As a Wendy Klag Center intern at Maryland Center for Developmental Disabilities, Dr. Baller worked with the Maryland Parent Survey-Youth Transition to Adulthood to better understand the intersection between healthcare transition services and transition service delivered through special education for youth with special healthcare needs. Results from this study indicate that parents play an integral role in advocating on behalf of their children during both transition processes.
Bloomberg doctoral student to work on newly funded study
Luther "Luke" Kalb, MHS, who is pursuing his doctoral degree in mental health at the Bloomberg School, will work on a newly funded research study with Principal Investigator Roma Vasa, MD, of Kennedy Krieger Institute. Autism Speaks is funding the study to investigate the prevalence and risk factors for psychiatric crises in people with ASD. They will assess how caregivers and psychiatrists respond to these crises and develop a psychiatric-crisis assessment tool.

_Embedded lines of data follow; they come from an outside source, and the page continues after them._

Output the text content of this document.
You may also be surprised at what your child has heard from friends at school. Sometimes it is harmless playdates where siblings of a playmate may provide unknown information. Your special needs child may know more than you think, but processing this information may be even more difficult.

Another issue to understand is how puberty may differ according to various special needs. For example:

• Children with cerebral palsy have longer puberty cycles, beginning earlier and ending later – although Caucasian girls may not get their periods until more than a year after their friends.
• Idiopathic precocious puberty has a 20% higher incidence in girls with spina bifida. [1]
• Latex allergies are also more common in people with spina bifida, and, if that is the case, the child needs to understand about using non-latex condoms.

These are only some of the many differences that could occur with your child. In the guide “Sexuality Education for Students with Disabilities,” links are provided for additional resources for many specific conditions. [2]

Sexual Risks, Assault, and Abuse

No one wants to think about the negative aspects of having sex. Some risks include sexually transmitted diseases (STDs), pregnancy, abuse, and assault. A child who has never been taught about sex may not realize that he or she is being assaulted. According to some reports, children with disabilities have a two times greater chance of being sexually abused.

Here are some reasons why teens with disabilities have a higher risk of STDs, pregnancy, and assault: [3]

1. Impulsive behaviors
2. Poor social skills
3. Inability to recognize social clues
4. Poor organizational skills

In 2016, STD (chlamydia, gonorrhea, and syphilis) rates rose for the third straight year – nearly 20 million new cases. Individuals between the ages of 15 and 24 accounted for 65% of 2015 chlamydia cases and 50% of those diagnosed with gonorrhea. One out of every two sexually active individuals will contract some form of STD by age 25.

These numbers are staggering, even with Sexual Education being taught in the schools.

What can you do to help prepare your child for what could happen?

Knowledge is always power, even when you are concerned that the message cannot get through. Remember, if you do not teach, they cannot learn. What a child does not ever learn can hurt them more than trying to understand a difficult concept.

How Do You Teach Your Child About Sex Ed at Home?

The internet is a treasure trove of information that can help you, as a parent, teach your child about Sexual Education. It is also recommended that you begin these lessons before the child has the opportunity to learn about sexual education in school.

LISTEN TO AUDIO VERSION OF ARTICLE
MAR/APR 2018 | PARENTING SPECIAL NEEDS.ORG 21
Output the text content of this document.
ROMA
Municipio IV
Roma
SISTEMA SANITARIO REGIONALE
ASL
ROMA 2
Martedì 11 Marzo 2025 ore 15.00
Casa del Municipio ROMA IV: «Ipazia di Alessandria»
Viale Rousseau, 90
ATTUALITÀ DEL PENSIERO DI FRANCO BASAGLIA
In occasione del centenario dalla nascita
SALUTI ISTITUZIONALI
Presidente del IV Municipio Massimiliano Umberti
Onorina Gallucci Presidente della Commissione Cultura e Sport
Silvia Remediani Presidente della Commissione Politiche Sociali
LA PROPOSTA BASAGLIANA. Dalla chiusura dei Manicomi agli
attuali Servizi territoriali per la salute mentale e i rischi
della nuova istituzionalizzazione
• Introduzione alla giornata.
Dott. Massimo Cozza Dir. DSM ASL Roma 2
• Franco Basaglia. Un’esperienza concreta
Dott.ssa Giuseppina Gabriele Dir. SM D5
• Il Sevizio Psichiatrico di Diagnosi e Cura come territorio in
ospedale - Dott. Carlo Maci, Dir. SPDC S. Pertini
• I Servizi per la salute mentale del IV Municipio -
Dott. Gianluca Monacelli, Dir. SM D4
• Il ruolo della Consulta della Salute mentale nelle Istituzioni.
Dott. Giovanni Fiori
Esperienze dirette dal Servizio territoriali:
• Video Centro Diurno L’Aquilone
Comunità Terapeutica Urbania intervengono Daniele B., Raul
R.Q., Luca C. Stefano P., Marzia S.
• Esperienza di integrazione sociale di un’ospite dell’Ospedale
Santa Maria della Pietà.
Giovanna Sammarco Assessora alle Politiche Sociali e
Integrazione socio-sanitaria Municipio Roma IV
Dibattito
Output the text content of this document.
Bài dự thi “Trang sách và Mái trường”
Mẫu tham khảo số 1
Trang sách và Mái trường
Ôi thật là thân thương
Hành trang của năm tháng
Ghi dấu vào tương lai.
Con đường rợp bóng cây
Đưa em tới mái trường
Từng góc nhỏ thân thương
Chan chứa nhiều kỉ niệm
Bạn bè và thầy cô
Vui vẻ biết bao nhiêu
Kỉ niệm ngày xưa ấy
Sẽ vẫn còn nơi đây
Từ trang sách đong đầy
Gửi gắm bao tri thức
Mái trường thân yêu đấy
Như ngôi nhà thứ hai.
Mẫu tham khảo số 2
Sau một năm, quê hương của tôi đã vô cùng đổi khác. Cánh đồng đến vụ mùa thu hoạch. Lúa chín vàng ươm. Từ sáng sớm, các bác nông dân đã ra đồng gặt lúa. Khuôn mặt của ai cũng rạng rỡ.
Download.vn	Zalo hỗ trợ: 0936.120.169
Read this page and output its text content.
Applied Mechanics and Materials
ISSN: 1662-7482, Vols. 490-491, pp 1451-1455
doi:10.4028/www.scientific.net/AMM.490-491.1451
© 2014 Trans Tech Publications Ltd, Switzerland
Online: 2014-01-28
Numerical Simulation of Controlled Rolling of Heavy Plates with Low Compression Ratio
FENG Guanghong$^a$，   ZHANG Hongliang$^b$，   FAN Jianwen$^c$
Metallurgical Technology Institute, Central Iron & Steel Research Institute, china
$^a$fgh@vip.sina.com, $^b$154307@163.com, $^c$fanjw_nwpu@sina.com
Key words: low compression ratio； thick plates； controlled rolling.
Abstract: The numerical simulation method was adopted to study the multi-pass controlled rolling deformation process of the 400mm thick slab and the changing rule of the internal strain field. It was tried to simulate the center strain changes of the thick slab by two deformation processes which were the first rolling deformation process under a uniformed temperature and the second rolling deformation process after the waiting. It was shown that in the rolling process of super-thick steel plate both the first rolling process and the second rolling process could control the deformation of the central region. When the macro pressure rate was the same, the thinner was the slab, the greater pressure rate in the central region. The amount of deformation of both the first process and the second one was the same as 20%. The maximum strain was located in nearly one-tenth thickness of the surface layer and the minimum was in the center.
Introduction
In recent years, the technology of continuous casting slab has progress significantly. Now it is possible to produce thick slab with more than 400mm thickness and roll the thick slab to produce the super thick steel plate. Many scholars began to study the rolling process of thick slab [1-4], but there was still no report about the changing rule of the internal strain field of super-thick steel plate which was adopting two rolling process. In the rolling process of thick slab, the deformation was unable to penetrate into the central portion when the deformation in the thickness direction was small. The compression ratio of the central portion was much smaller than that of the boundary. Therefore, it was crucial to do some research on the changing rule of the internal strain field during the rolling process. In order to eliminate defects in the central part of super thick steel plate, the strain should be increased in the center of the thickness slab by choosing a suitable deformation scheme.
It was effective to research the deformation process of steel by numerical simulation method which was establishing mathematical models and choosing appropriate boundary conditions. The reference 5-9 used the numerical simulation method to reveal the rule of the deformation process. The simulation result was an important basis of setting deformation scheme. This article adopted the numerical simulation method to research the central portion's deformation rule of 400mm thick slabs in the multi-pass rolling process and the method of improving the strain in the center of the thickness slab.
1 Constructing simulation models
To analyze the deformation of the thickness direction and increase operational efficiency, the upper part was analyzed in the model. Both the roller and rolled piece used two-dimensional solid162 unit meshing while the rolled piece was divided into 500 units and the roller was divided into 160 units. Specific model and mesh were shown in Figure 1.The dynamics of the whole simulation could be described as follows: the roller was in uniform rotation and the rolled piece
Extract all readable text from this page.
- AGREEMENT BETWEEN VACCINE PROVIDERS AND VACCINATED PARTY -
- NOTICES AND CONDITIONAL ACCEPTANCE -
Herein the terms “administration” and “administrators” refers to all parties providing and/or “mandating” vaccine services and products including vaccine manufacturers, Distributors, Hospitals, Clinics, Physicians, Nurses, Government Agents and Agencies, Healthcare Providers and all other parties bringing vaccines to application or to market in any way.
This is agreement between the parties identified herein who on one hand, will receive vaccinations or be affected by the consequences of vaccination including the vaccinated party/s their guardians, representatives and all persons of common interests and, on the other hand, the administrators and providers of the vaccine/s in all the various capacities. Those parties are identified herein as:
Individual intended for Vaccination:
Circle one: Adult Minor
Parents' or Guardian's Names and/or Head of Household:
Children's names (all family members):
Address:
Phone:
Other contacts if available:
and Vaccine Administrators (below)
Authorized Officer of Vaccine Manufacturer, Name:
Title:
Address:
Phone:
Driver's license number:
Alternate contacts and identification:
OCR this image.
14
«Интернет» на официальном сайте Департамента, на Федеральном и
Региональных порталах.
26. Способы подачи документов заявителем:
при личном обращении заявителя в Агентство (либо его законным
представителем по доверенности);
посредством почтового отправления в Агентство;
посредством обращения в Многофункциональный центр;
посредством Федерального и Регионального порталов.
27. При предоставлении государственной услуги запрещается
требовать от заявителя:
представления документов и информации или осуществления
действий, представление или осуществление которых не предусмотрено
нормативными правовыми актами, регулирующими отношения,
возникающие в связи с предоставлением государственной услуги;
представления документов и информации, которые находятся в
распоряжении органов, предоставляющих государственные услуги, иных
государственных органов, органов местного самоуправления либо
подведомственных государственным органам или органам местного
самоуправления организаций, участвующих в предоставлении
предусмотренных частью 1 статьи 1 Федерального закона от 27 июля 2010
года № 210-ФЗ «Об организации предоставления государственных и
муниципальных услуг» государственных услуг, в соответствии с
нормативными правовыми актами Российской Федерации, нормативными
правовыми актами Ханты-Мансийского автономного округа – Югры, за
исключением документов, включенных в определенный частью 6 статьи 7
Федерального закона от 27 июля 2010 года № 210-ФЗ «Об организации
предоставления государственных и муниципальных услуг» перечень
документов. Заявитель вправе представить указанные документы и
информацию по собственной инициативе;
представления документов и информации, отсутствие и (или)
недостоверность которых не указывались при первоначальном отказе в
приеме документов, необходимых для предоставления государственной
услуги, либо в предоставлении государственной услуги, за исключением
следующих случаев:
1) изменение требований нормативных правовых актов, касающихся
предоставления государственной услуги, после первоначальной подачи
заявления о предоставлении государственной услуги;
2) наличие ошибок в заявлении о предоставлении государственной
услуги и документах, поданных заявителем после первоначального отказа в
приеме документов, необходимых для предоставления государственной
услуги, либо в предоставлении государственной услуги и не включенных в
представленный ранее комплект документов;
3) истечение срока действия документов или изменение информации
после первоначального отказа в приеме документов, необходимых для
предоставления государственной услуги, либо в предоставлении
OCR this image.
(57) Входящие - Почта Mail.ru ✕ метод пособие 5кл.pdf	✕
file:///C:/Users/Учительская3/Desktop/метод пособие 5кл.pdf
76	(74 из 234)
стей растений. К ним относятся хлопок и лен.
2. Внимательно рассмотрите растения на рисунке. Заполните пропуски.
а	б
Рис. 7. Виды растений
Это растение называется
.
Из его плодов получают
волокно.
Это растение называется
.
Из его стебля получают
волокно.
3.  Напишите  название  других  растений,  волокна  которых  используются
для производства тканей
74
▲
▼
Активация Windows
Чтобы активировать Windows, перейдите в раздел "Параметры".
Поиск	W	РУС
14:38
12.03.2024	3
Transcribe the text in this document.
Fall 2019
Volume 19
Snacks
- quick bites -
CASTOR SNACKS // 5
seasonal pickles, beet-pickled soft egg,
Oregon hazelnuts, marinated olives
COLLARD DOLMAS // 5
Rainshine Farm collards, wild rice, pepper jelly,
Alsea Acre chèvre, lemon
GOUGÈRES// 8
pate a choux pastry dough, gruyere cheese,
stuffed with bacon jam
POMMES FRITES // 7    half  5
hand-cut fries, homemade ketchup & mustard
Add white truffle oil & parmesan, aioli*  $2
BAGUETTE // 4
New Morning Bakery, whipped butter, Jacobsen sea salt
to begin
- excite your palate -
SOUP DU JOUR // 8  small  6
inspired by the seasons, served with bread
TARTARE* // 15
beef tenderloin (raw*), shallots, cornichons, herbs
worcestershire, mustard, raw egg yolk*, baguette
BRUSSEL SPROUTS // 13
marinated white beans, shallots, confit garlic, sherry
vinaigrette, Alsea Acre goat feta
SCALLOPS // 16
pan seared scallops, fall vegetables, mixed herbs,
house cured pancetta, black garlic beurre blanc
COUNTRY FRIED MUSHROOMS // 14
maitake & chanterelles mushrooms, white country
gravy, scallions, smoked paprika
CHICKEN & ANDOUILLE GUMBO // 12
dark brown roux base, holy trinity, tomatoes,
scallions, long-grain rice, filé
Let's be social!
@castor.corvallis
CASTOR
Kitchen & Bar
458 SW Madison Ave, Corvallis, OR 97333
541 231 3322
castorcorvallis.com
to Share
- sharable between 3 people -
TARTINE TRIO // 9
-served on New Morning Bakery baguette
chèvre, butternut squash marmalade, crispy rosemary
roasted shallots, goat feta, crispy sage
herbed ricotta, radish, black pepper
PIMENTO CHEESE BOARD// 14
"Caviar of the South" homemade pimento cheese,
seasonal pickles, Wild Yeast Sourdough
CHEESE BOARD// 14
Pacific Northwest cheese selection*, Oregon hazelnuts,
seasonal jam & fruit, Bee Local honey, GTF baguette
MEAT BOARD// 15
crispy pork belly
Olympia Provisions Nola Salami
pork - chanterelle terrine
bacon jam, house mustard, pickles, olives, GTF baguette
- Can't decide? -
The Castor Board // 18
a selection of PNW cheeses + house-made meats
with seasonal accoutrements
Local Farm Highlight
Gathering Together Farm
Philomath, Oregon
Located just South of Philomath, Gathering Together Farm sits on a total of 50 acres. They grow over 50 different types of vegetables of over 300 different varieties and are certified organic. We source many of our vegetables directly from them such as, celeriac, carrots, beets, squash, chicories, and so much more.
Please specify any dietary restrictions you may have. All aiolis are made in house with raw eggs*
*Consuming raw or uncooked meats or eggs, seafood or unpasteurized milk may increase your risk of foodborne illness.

Kalb was among the student panelists at the Inaugural Symposium for the Wendy Klag Center, and he received a 2014 grant from the Wendy Klag Center to pursue his own project.
Kalb and Vasa collaborated with former Wendy Klag Scholar Benjamin Zablotsky, Ph.D., Wendy Klag Center Associate Director Elizabeth Stuart, Ph.D., and Brian Freedman, Ph.D. on a March 2014 publication, "Health Care Experiences and Perceived Financial Impact Among Families of Children with an Autism Spectrum Disorder," which is published in the journal Psychiatric Services.